For lunchroom manager Christie Payne, the overage totaled to a gross amount of $23,465.
Payne took a picture of her letter and posted it to Facebook with a caption stating the initial mistake happened six years ago, and she was being given seven days to repay it.
While the letter to Payne asks for a response within seven days, it indicates repayment can be over time.
The overpay stems from Payne going from being an assistant manager to being a manager.
“The employee should have started at step 0 of the manager schedule but was given years of experience as an assistant,” the letter signed by Chilton County Schools Superintendent Jason Griffin states.
The mistake resulted in an extra $254 in pay per month from the time Payne took the position in the 2016-2017 school year until now, according to the document. Chilton County Schools has had multiple finance staff changes and a new superintendent during that time.
A second employee Shellie Smith, a nurse who became a teacher four years ago, is facing a similar situation.
“She switched from a nurse to a teacher, so she went from the nurse salary matrix to the teacher salary matrix,” Tracy LeSieur, a UniServe director with the Alabama Education Association who serves Chilton County, said. “That is where the discrepancy seems to come in.”
Similar to Payne, her years of prior experience were used to determine salary instead of starting at the bottom of the teacher salary matrix.
School nurses and teachers are required to be paid at minimum the state mandated scale. However, local salary schedules set the pay for support staff, LeSieur said.
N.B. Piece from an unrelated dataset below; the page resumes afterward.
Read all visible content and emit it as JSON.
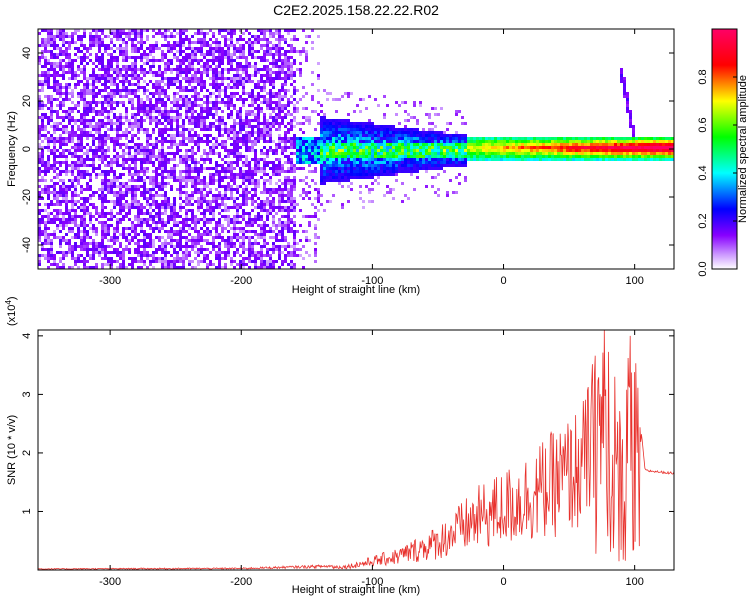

LeSieur has met with both employees.
The employees have been asked by AEA attorneys to provide supporting documentation as they develop a plan for discussion with the school board attorney and the board.
“They are in the process of obtaining that,” LeSieur said.
A discussion with the board on this matter would most likely be during an executive session, which is closed to the public.
Discussion between the Board of Education and its attorney can be legally done in an executive session.
LeSieur said the AEA legal team will research if full repayment is required or if something can be negotiated.
“It all just kind of depends on the situation,” LeSieur said.
LeSieur said working issues like this out can take a while.
AEA membership is open to all public school employees in the state.
“We advocate that anyone working in public education, regardless what your position is, … join AEA because we fight for and support our members when any kind of issue where legal would need to be involved,” LeSieur said.